Kementerian Kebudayaan Republik Indonesia melalui Badan Layanan Umum Museum dan Cagar Budaya Unit Museum Manusia Purba Sangiran menggelar event budaya akbar bertajuk Sangireka

SRAGEN, solotrust.com – Kementerian Kebudayaan Republik Indonesia melalui Badan Layanan Umum Museum dan Cagar Budaya Unit Museum Manusia Purba Sangiran menggelar event budaya akbar bertajuk ‘Sangireka’. Acara ini diselenggarakan bertepatan dengan masa pelaksanaan Inter-Regional Congress UISPP 2025 bertema Asian Prehistory Today: Bridging Science, Heritage, and Development.

Sangireka diadakan di Sangiran merupakan perpaduan harmonis antara pertunjukan seni dan budaya masyarakat kawasan Sangiran, pameran instalasi jerami purba, serta bazar kuliner dan UMKM lokal.

Kongres UISPP 2025: Jembatan Sains dan Warisan Global

Kegiatan Sangireka merupakan bagian dari rangkaian UISPP (Union Internationale des Sciences Préhistoriques et Protohistoriques) 2025, berlangsung pada 27 Oktober hingga 6 November 2025 di Sangiran, Salatiga, dan Yogyakarta. UISPP adalah organisasi ilmiah internasional bergengsi, mempertemukan para peneliti dan profesional di bidang prasejarah dan protosejarah dari seluruh dunia.

Fakta Kunci Kongres:

- Peserta: lebih dari 200 peserta, mewakili lebih dari 40 negara dari Asia, Eropa, Afrika, Australia, dan Amerika.

- Materi Ilmiah. Kongres menampilkan 27 simposium dan sesi ilmiah mencakup topik-topik krusial, seperti evolusi manusia, teknologi prasejarah, pengelolaan warisan, situs dan museum prasejarah hingga pendidikan dan pembangunan berkelanjutan.

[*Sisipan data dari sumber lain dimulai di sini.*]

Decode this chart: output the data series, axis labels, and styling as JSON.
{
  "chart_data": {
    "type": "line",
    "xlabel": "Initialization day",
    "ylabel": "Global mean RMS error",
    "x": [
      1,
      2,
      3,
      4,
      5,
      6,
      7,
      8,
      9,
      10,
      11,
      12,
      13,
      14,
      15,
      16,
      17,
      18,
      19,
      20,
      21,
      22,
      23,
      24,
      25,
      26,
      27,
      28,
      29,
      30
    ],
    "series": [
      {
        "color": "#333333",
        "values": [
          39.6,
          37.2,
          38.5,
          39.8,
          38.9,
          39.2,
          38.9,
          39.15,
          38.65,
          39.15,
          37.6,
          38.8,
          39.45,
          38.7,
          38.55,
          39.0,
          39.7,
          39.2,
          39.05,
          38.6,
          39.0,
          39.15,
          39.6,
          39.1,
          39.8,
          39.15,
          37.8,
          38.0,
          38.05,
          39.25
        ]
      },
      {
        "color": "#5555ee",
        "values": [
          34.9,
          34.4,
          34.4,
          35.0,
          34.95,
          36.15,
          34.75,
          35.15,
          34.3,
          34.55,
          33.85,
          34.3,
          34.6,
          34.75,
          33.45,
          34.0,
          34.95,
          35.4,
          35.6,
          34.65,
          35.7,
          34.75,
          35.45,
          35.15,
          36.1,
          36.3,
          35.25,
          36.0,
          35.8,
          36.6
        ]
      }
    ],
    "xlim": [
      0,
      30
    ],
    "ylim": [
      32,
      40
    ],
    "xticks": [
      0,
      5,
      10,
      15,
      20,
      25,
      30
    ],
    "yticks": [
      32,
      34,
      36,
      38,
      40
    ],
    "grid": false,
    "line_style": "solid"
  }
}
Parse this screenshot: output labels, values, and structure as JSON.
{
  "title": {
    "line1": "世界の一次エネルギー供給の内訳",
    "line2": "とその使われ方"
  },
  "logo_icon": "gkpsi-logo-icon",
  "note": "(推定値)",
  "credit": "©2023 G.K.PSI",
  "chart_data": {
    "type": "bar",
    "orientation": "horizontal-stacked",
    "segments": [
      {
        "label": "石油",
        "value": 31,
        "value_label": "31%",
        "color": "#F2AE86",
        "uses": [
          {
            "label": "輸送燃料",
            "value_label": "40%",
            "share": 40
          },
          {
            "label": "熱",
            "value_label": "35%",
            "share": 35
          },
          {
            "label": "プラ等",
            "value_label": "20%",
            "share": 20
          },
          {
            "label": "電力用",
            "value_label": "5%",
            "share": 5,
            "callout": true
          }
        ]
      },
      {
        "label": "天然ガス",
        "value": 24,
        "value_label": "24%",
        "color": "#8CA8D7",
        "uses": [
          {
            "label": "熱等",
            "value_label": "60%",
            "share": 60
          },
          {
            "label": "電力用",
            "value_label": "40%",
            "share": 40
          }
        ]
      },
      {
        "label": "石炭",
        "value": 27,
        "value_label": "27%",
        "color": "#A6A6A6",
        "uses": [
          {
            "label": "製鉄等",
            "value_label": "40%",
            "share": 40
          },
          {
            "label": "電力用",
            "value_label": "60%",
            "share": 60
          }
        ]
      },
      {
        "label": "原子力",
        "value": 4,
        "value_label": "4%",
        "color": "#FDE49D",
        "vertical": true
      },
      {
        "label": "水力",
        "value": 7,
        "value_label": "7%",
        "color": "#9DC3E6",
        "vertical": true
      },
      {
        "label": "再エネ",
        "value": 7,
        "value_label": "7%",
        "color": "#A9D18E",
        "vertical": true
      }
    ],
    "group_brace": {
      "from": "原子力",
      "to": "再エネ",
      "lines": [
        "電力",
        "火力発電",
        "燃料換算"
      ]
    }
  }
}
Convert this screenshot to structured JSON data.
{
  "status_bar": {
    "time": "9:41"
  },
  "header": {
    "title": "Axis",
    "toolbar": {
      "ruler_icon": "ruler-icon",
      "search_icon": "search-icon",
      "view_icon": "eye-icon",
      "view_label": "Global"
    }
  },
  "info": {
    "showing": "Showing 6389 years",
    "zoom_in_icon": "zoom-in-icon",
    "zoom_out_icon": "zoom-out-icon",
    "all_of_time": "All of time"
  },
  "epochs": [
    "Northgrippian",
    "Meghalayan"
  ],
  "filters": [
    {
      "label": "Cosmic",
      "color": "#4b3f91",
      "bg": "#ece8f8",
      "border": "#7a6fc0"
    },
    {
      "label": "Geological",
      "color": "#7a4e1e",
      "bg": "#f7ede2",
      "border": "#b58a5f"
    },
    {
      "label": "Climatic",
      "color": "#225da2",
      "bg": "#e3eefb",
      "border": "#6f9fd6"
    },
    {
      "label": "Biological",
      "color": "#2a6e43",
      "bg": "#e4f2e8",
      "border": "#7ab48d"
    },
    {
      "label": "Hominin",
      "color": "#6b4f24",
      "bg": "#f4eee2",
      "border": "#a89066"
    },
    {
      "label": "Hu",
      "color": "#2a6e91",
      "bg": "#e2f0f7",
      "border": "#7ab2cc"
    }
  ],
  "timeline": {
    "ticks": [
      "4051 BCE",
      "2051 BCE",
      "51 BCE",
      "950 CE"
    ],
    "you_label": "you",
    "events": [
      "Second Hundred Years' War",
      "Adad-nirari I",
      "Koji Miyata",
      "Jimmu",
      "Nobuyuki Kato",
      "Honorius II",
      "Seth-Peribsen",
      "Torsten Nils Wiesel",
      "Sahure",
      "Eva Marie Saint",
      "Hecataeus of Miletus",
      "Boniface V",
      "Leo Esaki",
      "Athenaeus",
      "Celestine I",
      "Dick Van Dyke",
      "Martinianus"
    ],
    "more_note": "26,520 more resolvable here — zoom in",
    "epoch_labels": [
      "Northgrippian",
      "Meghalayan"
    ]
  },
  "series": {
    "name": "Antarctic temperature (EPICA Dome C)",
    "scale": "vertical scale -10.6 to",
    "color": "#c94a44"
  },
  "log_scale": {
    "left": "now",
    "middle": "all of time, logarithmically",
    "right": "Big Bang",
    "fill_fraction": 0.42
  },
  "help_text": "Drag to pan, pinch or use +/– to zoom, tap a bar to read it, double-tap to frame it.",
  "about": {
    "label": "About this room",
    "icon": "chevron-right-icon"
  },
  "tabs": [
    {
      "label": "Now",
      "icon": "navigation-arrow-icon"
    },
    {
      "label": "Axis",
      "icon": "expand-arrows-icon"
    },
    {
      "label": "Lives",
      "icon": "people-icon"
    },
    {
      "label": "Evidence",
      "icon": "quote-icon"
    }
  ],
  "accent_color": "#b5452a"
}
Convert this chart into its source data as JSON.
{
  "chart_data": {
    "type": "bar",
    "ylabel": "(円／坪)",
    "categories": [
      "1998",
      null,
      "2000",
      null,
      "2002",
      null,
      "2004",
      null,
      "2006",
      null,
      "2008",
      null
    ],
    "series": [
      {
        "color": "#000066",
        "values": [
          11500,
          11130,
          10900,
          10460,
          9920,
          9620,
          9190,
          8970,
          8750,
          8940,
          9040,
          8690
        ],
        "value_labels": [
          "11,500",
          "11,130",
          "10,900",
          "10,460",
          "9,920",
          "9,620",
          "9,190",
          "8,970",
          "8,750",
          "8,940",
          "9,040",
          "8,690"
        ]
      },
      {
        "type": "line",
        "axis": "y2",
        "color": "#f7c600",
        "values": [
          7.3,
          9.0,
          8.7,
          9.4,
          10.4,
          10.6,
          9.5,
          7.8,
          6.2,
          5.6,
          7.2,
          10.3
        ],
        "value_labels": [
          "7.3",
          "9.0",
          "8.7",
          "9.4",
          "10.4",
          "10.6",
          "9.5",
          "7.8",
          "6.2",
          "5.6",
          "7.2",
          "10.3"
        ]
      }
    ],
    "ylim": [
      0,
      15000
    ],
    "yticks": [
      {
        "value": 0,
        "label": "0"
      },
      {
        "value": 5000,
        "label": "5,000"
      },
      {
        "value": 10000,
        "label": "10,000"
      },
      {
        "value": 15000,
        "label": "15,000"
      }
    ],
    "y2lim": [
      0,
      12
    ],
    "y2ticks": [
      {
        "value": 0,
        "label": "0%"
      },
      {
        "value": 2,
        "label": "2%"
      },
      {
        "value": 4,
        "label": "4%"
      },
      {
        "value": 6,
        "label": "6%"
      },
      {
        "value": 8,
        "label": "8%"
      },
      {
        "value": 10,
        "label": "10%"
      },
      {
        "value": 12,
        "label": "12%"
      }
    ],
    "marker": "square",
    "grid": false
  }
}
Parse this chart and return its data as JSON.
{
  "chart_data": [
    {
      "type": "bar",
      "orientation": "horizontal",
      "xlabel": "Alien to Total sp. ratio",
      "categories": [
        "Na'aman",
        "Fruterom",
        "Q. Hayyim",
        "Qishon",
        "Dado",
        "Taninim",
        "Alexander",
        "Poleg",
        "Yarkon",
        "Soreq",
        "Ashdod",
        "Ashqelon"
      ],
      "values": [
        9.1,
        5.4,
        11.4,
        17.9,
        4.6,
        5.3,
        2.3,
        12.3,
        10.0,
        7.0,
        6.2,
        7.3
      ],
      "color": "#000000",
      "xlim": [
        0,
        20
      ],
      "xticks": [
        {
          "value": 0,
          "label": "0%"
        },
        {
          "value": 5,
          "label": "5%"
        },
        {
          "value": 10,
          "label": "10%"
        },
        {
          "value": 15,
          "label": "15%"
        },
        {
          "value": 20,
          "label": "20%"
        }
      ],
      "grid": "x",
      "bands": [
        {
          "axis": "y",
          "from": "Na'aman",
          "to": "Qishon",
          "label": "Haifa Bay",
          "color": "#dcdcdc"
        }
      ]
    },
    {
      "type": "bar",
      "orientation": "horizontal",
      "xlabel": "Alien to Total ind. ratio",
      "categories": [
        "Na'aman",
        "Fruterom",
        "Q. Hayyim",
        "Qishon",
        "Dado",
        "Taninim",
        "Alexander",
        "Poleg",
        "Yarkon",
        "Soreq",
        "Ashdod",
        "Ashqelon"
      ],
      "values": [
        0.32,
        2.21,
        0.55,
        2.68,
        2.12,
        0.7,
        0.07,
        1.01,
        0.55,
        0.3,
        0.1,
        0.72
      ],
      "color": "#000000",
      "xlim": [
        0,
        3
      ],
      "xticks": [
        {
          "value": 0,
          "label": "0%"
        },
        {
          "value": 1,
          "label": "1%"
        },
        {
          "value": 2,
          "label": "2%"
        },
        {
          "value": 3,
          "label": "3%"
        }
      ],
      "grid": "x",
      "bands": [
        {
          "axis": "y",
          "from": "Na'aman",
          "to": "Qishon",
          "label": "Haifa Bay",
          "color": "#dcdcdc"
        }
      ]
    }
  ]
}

Misi Utama: Pembangunan Berkelanjutan Berbasis Kearifan Lokal

Tujuan utama dari Kongres UISPP 2025 dan rangkaian kegiatannya adalah mewujudkan sinergi antara akurasi sains, kekayaan warisan, dan visi pembangunan untuk mencapai pembangunan berkelanjutan. Sinergi ini memastikan peninggalan masa lalu menjadi sumber daya aktif yang menggerakkan ekonomi lokal dan memperkaya kebijakan publik berbasis kearifan lokal.

Penanggung Jawab Unit Museum Manusia Purba Sangiran, Marlia Yulianti Rosyidah, mengatakan dengan menyatukan akurasi sains, kekayaan warisan, dan visi pembangunan, Museum Sangiran tidak hanya melestarikan masa lalu, namun secara aktif membangun masa depan lebih cerdas, berakar, dan makmur bagi semua pihak.

Puncak Ekspresi Budaya Lokal

Sangireka secara khusus menonjolkan kekayaan budaya komunitas sekitar situs Sangiran, antara lain menampilkan:

- Pertunjukan seni Gejog Lesung dari Desa Krikilan dan Ngebung.

- Kesenian Rodat dari Desa Bukuran.

- Kesenian Gambus dari Desa Manyarejo.

- Tari Gejrug Balung Buto dari Desa Manyarejo

- Tari Purba dari Desa Dayu.

- Tari Kulu-Kulu dari Desa Krendowahono.

Kegiatan ini juga menampilkan kreasi dari mahasiswa tergabung dalam Sangiran International Youth Forum dan Human Origin Heritage dengan hasil riset dan karya interpretatif tentang prasejarah. Kegiatan ini menjadi ruang dialog antara generasi muda, peneliti, dan masyarakat dalam memahami warisan manusia purba secara kreatif dan edukatif.

Malam puncak Sangireka ditutup secara gemilang dengan penampilan spesial memadukan generasi, yakni kelompok musik Keroncong Atap yang membawakan keroncong kontemporer dan penampilan memukau dari seniman keroncong legendaris, Endah Laras.

Melalui Sangireka, Museum Manusia Purba Sangiran menegaskan peran Situs Warisan Dunia sebagai katalisator yang menghubungkan penelitian global dengan pemberdayaan komunitas lokal.